Storytelling is a great way to develop their imagination and concentration, improve conversational and social skills and build their confidence. It's also a great way to spend quality time together and build a strong relationship. We communicate a lot of social messages through stories. – Tina Saighal, Founder & Executive Director, Sanket Foundation
Saighal says that while hearing devices enable some children to get auditory benefits, that is not true for most deaf and hard of hearing kids. “It then becomes even more pertinent to tell our stories with sign language, so that they can get all of the above benefits.”
Sanket Foundation holds a storytelling session once a week at the school they run. Apart from this, it has conducted a workshop with an author.
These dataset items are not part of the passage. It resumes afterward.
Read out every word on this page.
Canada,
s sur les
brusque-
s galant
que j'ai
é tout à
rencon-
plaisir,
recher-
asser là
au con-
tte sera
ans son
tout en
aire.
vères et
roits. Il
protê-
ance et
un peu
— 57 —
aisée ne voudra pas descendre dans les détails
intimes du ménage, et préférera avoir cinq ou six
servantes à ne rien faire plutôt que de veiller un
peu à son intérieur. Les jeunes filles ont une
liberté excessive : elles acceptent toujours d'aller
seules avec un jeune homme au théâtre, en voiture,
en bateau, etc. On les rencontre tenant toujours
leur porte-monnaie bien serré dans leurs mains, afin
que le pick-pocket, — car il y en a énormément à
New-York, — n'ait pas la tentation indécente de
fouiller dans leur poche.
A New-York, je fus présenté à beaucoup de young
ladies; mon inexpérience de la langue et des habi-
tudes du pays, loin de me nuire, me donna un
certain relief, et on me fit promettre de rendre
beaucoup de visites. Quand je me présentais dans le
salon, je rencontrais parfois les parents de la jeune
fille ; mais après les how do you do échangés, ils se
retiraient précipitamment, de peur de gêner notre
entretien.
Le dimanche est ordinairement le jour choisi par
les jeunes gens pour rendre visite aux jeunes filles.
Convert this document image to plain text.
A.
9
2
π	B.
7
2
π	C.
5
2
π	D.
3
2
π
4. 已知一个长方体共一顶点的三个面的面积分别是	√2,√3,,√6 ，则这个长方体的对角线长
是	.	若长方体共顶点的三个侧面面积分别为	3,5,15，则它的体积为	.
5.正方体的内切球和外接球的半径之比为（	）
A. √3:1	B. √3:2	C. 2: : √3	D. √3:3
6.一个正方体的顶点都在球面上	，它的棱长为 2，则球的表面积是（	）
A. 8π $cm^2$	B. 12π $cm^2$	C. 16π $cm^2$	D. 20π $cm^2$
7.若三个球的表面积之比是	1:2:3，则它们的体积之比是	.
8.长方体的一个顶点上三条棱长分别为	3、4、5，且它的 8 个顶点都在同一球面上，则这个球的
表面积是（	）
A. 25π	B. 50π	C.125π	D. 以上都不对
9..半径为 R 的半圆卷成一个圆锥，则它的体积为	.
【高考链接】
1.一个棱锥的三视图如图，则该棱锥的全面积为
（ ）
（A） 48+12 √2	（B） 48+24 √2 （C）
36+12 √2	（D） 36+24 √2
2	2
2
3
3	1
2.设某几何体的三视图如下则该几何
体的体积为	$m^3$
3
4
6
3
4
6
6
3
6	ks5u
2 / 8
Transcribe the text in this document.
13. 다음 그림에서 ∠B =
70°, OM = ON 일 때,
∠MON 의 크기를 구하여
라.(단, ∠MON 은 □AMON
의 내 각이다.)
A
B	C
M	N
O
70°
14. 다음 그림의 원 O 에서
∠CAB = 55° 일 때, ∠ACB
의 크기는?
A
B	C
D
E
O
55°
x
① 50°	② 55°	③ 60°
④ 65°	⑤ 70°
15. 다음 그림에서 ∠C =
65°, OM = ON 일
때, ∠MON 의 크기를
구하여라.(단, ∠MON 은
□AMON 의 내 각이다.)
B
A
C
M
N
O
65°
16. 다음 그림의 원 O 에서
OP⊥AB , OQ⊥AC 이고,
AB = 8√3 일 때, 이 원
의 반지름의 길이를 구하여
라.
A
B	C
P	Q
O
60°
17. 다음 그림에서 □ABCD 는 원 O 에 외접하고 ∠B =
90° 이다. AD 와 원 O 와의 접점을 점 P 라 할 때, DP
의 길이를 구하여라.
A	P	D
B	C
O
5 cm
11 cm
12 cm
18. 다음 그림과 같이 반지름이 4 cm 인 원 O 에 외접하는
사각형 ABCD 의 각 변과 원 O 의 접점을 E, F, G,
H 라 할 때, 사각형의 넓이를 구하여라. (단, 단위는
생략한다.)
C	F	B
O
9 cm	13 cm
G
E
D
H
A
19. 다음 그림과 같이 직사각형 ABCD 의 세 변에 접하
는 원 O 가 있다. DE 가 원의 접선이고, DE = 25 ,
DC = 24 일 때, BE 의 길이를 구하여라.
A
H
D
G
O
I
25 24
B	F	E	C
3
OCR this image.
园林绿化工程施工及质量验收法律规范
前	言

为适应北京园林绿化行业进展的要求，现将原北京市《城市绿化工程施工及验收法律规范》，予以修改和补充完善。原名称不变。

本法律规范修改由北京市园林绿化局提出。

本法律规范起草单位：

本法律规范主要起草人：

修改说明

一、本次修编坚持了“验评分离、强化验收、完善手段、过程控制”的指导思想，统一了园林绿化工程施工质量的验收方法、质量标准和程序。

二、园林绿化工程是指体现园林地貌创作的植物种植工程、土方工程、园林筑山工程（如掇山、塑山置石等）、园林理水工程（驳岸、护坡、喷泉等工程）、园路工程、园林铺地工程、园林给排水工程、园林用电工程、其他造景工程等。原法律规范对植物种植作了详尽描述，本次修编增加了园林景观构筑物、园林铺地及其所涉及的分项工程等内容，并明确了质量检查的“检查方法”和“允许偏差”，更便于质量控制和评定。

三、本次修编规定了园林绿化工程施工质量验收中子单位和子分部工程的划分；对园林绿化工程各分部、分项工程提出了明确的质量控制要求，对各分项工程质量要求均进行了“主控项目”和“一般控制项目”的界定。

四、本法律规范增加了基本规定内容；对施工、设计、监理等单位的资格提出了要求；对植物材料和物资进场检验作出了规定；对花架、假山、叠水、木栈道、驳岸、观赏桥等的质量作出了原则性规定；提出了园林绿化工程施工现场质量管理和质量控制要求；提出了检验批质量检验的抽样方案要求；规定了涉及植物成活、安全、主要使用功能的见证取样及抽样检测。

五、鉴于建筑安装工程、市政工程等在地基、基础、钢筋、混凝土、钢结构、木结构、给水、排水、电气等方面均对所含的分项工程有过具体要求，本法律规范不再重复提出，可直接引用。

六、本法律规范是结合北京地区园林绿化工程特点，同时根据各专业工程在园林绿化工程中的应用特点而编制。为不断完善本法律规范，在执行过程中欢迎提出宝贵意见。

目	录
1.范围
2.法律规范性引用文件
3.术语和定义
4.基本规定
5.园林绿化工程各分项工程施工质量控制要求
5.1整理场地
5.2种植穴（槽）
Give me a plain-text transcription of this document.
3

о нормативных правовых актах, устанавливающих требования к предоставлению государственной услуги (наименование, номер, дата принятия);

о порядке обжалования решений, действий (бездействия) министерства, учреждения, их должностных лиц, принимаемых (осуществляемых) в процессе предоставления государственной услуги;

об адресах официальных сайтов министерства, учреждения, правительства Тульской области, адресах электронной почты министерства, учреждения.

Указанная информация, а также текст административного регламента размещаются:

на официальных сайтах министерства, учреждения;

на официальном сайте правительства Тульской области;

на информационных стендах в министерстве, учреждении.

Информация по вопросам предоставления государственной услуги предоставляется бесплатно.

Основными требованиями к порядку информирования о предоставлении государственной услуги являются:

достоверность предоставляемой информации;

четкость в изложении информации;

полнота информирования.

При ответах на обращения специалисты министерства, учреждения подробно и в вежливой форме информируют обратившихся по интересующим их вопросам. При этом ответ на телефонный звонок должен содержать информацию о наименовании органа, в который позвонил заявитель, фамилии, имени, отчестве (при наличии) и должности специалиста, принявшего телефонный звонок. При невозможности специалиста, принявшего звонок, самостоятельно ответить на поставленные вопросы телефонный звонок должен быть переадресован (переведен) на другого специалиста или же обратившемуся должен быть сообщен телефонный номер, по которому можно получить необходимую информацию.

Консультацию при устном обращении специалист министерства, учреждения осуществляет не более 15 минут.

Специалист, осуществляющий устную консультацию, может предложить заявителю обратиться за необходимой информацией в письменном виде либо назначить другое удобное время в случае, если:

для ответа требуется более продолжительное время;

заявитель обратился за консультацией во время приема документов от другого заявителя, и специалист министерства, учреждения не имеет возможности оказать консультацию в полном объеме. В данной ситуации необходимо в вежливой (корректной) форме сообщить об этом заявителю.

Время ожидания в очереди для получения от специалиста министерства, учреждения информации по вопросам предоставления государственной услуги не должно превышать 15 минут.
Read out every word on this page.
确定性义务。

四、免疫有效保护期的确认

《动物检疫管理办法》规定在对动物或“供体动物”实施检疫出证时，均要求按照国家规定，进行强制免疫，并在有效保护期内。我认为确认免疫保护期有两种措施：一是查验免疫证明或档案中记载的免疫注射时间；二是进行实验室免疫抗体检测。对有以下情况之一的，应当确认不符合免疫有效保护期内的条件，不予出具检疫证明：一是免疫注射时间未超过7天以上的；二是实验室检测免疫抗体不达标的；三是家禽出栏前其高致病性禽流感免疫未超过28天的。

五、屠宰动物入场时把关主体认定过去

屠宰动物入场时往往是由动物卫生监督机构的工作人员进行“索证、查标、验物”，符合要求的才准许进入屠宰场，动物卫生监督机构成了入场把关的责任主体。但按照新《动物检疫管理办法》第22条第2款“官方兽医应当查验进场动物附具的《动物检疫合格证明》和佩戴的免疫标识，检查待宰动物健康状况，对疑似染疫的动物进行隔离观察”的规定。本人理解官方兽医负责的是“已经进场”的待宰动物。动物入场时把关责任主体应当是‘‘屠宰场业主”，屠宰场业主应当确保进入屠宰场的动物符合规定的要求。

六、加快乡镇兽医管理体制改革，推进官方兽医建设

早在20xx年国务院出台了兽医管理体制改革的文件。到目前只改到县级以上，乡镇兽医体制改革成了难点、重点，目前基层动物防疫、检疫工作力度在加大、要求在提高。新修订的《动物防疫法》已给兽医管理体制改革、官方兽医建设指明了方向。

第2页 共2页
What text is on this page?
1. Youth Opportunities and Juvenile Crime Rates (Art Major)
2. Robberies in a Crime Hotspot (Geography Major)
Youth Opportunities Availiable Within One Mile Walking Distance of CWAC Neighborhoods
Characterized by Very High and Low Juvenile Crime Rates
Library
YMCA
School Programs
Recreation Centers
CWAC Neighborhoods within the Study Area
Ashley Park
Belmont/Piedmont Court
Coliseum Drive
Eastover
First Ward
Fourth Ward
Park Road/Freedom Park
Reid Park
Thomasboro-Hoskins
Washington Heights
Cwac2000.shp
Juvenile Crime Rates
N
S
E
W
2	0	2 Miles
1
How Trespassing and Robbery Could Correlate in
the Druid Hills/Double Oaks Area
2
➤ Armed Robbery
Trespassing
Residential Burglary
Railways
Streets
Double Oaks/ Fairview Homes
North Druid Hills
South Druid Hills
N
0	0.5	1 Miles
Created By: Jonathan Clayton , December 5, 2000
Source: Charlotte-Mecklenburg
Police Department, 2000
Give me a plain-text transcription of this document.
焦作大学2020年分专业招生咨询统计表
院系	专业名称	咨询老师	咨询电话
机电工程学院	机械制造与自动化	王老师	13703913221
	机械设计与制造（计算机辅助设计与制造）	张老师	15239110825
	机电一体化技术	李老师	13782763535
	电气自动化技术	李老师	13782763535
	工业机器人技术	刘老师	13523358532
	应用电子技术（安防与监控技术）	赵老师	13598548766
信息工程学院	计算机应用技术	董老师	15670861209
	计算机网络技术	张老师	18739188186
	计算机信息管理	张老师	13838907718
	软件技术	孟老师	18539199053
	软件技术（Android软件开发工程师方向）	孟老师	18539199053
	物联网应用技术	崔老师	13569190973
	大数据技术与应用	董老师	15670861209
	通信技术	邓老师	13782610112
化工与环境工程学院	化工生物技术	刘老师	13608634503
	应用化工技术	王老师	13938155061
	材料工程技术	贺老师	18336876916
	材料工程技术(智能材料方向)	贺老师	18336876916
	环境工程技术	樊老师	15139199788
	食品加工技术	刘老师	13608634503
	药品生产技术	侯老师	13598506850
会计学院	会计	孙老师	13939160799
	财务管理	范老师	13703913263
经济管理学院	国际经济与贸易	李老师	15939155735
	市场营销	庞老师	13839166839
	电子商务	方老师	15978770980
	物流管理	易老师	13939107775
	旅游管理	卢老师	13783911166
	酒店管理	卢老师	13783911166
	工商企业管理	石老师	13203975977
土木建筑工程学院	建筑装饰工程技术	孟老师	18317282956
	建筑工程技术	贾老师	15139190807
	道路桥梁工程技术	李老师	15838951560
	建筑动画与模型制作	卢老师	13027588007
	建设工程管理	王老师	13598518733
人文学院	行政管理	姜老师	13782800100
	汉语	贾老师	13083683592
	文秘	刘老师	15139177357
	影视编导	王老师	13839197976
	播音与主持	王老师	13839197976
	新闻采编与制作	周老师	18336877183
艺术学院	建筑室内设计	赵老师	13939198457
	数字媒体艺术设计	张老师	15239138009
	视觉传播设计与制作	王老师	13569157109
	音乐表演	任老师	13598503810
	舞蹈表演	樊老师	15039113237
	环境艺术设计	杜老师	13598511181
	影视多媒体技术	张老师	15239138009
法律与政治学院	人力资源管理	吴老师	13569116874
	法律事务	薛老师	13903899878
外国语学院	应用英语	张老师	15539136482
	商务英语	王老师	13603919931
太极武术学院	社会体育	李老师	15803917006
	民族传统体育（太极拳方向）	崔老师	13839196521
The session with the author was organized in partnership with leading publishing house, HarperCollins Publishers and NGO Atulyakala in New Delhi last year, an experience that Tina Narang of HarperCollins Publishers described as a “unique one”.
“As children’s publishers, it is our constant endeavour to reach out to readers and one of the best ways of doing so is through storytelling sessions. They allow children to engage with authors and their books in a deeper way”, said Narang.
The first such session was held at Mount Carmel School with author Deepa Aggarwal, who read from her book, ’Sacked! Folktales you can carry around’.
About 20 students, most of them between 5-8 years old were present. For the author, it was a wonderful experience, one that enabled her to reach out to a larger audience.
“As an author, I try to reach out to as large and varied an audience as I possibly can. So, I was really excited when I was informed that my publisher was organizing this storytelling event”, says Aggarwal.
As she read out from her book, a person picked out the words that were being read out from a word chart.
An initiative that Sanket Foundation plans to hold every three months and invite students from other schools as well, to introduce a larger world to the evocative and expressive power of sign language.